On September 28, 2022, the Swiss Supreme Court (the Federal Court) issued a decision that put an end to a case of unlawful removal of children from Greece to Switzerland for seven months. Our Law firm, representing the father of the children and requesting their return, won the case at all levels.
The phenomenon of child abduction has grown in recent decades for several reasons, including globalization, the evolution of family law and the increase in binational couples.
The Hague Convention of 25 October 1980 on the Civil Aspects of International Child Abduction (hereinafter referred to as the "Hague Convention") is the main legal instrument in this field, as it is currently binding on 100 States (for more information, we invite you to read our article of 1 February 2022)
The most controversial issue before the cantonal courts was whether the mother, according to Greek law, could move to Switzerland with the children without the father's permission, since she had temporary sole custody of the children and the couple had been separated for years. The mother, on the other hand, obviously argued that the father's consent to the move abroad was not necessary because of her sole custody of the children.
The Swiss judge did not have to decide on the matter by applying Greek law, since on May 10, 2022 the Court of First Instance of Athens ruled that the move was illegal. Indeed, art. 14 THC 80 allows the authorities of the requested State to rely directly on a judicial or administrative decision formally recognized in the State of the child's habitual residence in order to determine the existence of an unlawful removal in the sense of art. 3 THC 80.
The Swiss judicial authority thus had to analyze the exceptions to return provided for in art. 13 THC 80, which were lacking in this case, before ordering the immediate return of the children to Greece, in accordance with art. 12 THC 80.

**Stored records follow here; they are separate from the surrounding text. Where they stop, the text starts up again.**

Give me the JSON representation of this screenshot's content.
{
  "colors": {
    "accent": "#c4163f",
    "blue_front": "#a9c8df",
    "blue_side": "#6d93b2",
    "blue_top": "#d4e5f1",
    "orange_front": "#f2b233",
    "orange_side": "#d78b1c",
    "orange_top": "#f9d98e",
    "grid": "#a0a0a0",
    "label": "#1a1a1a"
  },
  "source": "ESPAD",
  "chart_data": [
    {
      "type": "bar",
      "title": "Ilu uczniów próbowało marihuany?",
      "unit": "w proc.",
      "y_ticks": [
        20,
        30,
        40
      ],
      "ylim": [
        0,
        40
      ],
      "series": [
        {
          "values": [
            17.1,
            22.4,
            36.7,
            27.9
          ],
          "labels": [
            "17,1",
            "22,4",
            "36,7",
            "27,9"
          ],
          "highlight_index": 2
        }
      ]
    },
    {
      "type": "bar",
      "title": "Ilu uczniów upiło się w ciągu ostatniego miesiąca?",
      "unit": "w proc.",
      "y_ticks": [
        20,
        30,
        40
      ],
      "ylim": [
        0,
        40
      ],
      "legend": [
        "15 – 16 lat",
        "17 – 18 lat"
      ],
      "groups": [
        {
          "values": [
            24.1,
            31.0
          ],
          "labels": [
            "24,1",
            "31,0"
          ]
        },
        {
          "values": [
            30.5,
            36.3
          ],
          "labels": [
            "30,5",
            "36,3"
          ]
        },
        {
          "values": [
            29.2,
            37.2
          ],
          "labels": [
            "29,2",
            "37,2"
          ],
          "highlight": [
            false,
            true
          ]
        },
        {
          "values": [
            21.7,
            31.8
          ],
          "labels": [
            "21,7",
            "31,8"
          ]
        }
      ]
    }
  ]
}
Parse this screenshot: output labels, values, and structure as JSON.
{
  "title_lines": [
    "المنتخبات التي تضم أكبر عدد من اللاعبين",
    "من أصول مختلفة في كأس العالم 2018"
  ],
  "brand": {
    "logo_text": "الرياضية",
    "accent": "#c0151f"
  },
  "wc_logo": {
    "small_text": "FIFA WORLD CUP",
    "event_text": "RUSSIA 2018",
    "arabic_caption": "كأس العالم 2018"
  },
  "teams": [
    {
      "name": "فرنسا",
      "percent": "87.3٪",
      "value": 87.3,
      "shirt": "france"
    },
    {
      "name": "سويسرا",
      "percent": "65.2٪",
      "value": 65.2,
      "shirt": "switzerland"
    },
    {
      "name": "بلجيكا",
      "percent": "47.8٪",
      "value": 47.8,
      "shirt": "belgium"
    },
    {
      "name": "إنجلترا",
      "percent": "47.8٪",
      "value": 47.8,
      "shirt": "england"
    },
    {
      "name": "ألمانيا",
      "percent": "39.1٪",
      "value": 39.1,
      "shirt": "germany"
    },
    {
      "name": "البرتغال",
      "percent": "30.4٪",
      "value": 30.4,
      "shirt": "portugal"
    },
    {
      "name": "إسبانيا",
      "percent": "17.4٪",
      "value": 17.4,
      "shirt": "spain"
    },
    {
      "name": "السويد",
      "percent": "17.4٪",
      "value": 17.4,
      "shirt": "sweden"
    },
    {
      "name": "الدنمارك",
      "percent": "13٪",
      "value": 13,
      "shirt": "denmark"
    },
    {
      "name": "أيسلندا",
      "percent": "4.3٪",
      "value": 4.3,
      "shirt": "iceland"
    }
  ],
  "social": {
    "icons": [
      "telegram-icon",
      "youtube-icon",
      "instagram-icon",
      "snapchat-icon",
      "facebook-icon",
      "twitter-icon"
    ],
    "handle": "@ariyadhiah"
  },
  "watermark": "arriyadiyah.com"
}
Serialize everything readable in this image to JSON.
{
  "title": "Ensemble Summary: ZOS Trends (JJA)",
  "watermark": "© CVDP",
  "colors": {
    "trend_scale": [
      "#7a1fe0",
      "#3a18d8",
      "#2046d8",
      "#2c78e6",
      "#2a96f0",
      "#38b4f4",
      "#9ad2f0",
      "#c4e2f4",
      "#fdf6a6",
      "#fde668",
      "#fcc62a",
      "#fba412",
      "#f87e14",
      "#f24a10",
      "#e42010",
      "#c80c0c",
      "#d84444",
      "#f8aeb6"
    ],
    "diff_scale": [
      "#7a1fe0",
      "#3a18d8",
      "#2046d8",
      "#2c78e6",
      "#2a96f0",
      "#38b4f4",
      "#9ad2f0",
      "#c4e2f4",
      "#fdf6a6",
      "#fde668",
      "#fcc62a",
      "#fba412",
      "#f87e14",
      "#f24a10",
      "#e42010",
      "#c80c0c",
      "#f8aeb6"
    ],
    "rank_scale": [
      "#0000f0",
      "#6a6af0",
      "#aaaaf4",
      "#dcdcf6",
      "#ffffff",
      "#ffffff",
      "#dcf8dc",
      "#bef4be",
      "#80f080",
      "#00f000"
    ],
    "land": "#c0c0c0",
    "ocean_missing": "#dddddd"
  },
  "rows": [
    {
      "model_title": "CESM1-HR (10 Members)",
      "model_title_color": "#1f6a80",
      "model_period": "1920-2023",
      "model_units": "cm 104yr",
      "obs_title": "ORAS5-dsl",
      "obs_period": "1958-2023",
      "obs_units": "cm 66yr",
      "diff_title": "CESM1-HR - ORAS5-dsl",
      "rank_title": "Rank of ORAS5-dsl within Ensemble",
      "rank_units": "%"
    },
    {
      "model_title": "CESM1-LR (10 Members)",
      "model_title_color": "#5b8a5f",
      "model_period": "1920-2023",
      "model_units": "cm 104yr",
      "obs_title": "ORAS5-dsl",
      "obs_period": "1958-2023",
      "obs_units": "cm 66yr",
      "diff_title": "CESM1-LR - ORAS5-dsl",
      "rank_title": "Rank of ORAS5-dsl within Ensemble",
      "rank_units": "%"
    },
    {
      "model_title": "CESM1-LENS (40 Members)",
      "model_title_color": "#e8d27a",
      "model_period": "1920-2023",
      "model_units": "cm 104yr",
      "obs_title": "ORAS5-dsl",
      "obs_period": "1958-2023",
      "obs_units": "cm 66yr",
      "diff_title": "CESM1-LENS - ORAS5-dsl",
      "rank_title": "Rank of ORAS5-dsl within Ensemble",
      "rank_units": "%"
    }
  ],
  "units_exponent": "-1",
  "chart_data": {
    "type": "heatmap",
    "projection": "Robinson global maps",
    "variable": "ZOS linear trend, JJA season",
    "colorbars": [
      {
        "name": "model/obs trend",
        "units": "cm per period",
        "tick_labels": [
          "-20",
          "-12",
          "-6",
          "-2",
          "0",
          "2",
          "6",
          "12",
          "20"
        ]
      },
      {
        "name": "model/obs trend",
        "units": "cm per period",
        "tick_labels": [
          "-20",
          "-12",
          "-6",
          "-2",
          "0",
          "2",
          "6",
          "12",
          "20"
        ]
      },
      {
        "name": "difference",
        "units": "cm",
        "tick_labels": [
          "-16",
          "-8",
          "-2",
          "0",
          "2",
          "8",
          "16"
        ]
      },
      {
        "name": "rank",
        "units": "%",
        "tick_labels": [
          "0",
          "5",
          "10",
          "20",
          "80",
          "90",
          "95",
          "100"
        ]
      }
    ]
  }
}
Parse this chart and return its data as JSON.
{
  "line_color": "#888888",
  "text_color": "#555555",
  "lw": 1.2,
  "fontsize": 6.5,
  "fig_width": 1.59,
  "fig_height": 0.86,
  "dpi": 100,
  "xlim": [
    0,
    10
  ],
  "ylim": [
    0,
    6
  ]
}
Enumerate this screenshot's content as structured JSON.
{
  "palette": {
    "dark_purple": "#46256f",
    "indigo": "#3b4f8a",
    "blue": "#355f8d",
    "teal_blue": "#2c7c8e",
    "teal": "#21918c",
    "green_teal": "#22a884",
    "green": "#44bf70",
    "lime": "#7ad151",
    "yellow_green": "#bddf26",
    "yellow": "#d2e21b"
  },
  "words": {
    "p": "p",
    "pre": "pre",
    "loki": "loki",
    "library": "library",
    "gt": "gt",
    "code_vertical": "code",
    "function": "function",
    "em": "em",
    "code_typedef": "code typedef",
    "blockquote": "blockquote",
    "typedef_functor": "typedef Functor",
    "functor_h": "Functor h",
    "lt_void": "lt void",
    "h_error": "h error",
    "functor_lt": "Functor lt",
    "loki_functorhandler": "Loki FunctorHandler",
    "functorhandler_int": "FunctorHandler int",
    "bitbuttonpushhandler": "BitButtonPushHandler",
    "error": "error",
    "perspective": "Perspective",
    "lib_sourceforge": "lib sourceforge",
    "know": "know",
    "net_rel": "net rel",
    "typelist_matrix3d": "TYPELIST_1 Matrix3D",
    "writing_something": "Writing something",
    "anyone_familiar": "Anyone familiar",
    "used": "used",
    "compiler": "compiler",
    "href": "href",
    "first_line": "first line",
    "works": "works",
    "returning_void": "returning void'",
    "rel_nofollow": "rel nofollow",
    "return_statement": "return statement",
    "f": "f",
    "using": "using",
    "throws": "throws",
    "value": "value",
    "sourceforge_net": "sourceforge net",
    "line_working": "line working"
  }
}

The decision of the cantonal court confirms the rigidity of THC 80, which was rightly designed to protect children from the harmful consequences of abduction by ensuring, among other things, that existing rights of custody and access in a contracting state are effectively respected. In this case, neither the rapid integration of the children in Switzerland nor their preference for this country could prevent their return to their country of habitual residence, Greece, since the law of that country had been violated.
In her appeal to the Federal Court, the children's mother mainly contested the fact that the cantonal court based its decision (in the sense of art. 14 CLaH 80) on the Greek decision of May 10, 2022, which she claimed was null and void.
The Swiss Supreme Court's response to this complaint was clear: art. 14 THA 80 serves the principle of expediency that should apply to this type of case; its purpose is not to recognize a foreign decision in advance or to examine its conformity. Therefore, the cantonal authority had not violated federal law.
Moreover, the Federal Court confirmed its case law not only with regard to the restrictive application of the exceptions to return (art. 13 CLaH 80) but also with regard to the burden of proof and the requirement to state reasons (art. 42 para. 2 FSCA).
In the present case, the complaints raised by the appellant were of a purely appellatory nature or expressed her point of view, but did not show precisely in what way the cantonal court had violated the law.
The appeal was therefore dismissed.
The children, represented by a lawyer of their choice and not by the curator who had been appointed in the cantonal proceedings, also appealed to the Federal Court.
However, the appeal was declared inadmissible. Indeed, lacking the capacity of discernment regarding the dispute between the parents, which had been determined by the cantonal court, the appellants could not free themselves from the services of their curator in order to mandate a lawyer of their choice.
After seven months of legal battle, for a dispute which proved to be very delicate not only for its nature but also for the tense relations between the parties, we welcomed the decision of the Federal Court. Justice has been rendered for a father whose rights were violated!